Search code examples
mysqlredisfeed

Using Redis as a Key/Value store for activity stream


I am in the process of creating a simple activity stream for my app.

The current technology layer and logic is as follows:

** All data relating to an activity is stored in MYSQL and an array of all activity id's are kept in Redis for every user.**

  1. User performs action and activity is directly stored in an 'activities' table in MYSQL and a unique 'activity_id' is returned.
  2. An array of this user's 'followers' is retrieved from the database and for each follower I push this new activity_id into their list in Redis.

When a user views their stream I retrieve the array of activity id's from redis based on their userid. I then perform a simple MYSQL WHERE IN($ids) query to get the actual activity data for all these activity id's.
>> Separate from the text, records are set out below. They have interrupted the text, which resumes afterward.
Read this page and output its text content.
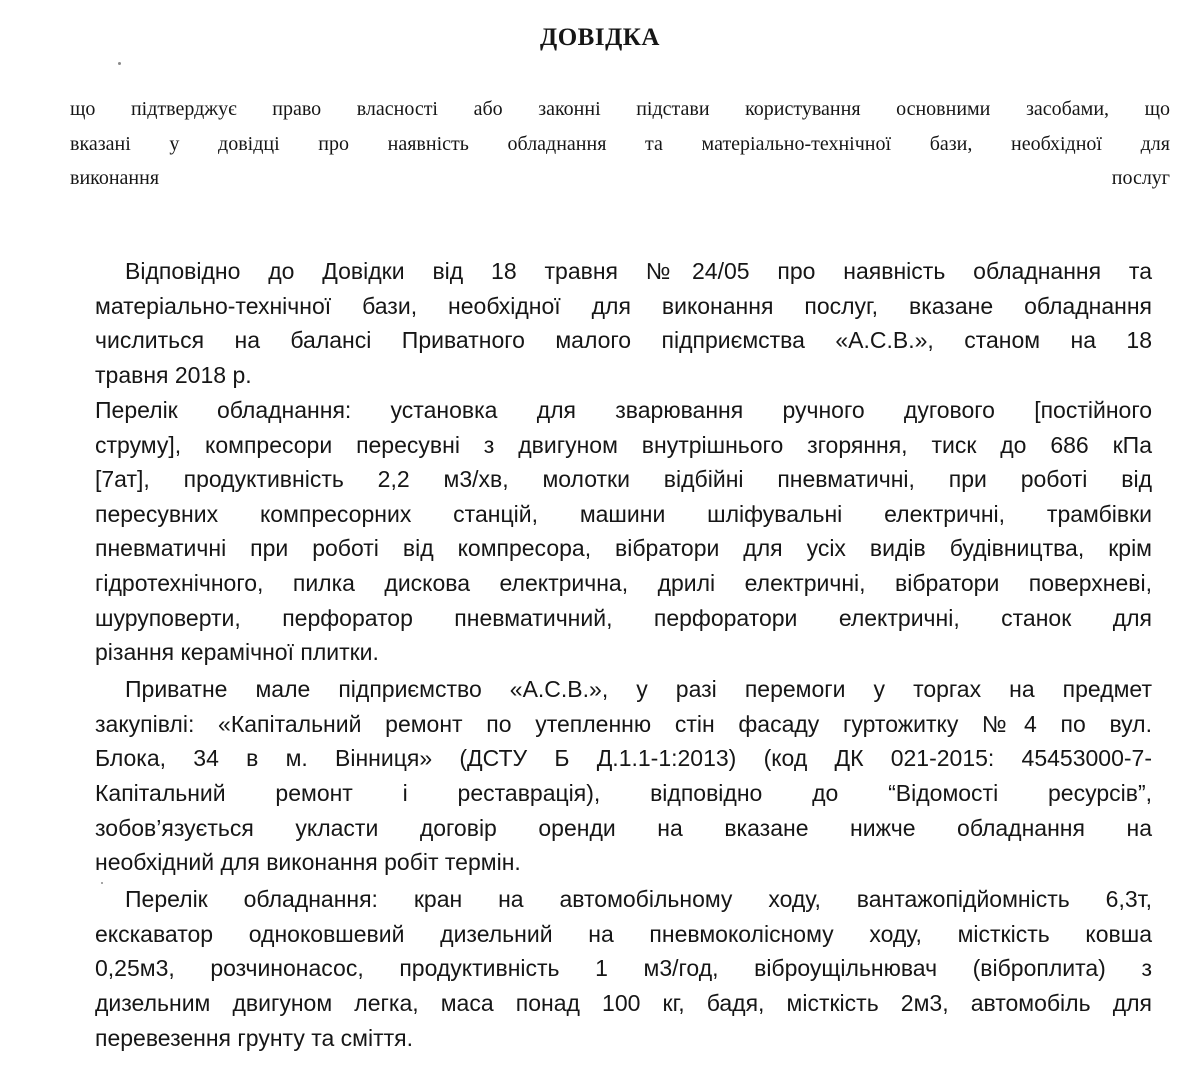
ДОВІДКА
що підтверджує право власності або законні підстави користування основними засобами, що
вказані у довідці про наявність обладнання та матеріально-технічної бази, необхідної для
виконання послуг
Відповідно до Довідки від 18 травня №24/05 про наявність обладнання та
матеріально-технічної бази, необхідної для виконання послуг, вказане обладнання
числиться на балансі Приватного малого підприємства «А.С.В.», станом на 18
травня 2018 р.
Перелік обладнання: установка для зварювання ручного дугового [постійного
струму], компресори пересувні з двигуном внутрішнього згоряння, тиск до 686 кПа
[7ат], продуктивність 2,2 м3/хв, молотки відбійні пневматичні, при роботі від
пересувних компресорних станцій, машини шліфувальні електричні, трамбівки
пневматичні при роботі від компресора, вібратори для усіх видів будівництва, крім
гідротехнічного, пилка дискова електрична, дрилі електричні, вібратори поверхневі,
шуруповерти, перфоратор пневматичний, перфоратори електричні, станок для
різання керамічної плитки.
Приватне мале підприємство «А.С.В.», у разі перемоги у торгах на предмет
закупівлі: «Капітальний ремонт по утепленню стін фасаду гуртожитку №4 по вул.
Блока, 34 в м. Вінниця» (ДСТУ Б Д.1.1-1:2013) (код ДК 021-2015: 45453000-7-
Капітальний ремонт і реставрація), відповідно до “Відомості ресурсів”,
зобов’язується укласти договір оренди на вказане нижче обладнання на
необхідний для виконання робіт термін.
Перелік обладнання: кран на автомобільному ходу, вантажопідйомність 6,3т,
екскаватор одноковшевий дизельний на пневмоколісному ходу, місткість ковша
0,25м3, розчинонасос, продуктивність 1 м3/год, віброущільнювач (віброплита) з
дизельним двигуном легка, маса понад 100 кг, бадя, місткість 2м3, автомобіль для
перевезення грунту та сміття.
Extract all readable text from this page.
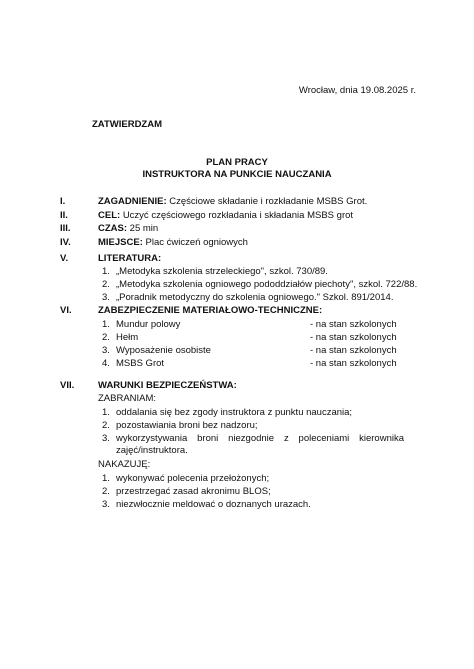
Wrocław, dnia 19.08.2025 r.
ZATWIERDZAM
PLAN PRACY
INSTRUKTORA NA PUNKCIE NAUCZANIA
I.	ZAGADNIENIE: Częściowe składanie i rozkładanie MSBS Grot.
II.	CEL: Uczyć częściowego rozkładania i składania MSBS grot
III.	CZAS: 25 min
IV.	MIEJSCE: Plac ćwiczeń ogniowych
V.	LITERATURA:
1. „Metodyka szkolenia strzeleckiego", szkol. 730/89.
2. „Metodyka szkolenia ogniowego pododdziałów piechoty", szkol. 722/88.
3. „Poradnik metodyczny do szkolenia ogniowego." Szkol. 891/2014.
VI.	ZABEZPIECZENIE MATERIAŁOWO-TECHNICZNE:
1. Mundur polowy	- na stan szkolonych
2. Hełm	- na stan szkolonych
3. Wyposażenie osobiste	- na stan szkolonych
4. MSBS Grot	- na stan szkolonych
VII. WARUNKI BEZPIECZEŃSTWA:
ZABRANIAM:
1. oddalania się bez zgody instruktora z punktu nauczania;
2. pozostawiania broni bez nadzoru;
3. wykorzystywania broni niezgodnie z poleceniami kierownika
zajęć/instruktora.
NAKAZUJĘ:
1. wykonywać polecenia przełożonych;
2. przestrzegać zasad akronimu BLOS;
3. niezwłocznie meldować o doznanych urazach.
This kind of setup should I believe be quite scaleable as the queries will always be very simple IN queries. However it presents several problems.

  1. Removing a Follower - If a user stops following someone we need to remove all activity_id's that correspond with that user from their Redis list. This requires looping through all ID's in the Redis list and removing the ones that correspond to the removed user. This strikes me as quite unelegant, is there a better way of managing this?
  2. 'archiving' - I would like to keep the Redis lists to a length of say 1000 activity_id's as a maximum as well as frequently prune old data from the MYSQL activities table to prevent it from growing to an unmanageable size. Obviously this can be achieved by removing old id's from the users stream list when we add a new one. However, I am unsure how to go about archiving this data so that users can view very old activity data should they choose to. What would be the best way to do this? Or am I simply better off enforcing this limit completely and preventing users from viewing very old activity data?

To summarise: what I would really like to know is if my current setup/logic is a good/bad idea. Do I need a total rethink? If so what are your recommended models? If you feel all is okay, how should I go about addressing the two issues above? I realise this question is quite broad and all answers will be opinion based, but that is exactly what I am looking for. Well formed opinions.

Many thanks in advance.


Solution

  • 1 doesn't seem so difficult to perform (no looping):

    delete Redis from Redis
     join activities on Redis.activity_id = activities.id
                    and activities.user_id = 2 
                    and Redis.user_id = 1
    ;
    

    2 I'm not really sure about archiving. You could create archive tables every period and move old activities from the main table to an archive table periodically. Seems like a single properly normalized activity table ought to be able to get pretty big though. (make sure any "large" activity stores the activity data in a separate table, the main activity table should be "narrow" since it's expected to have a lot of entries)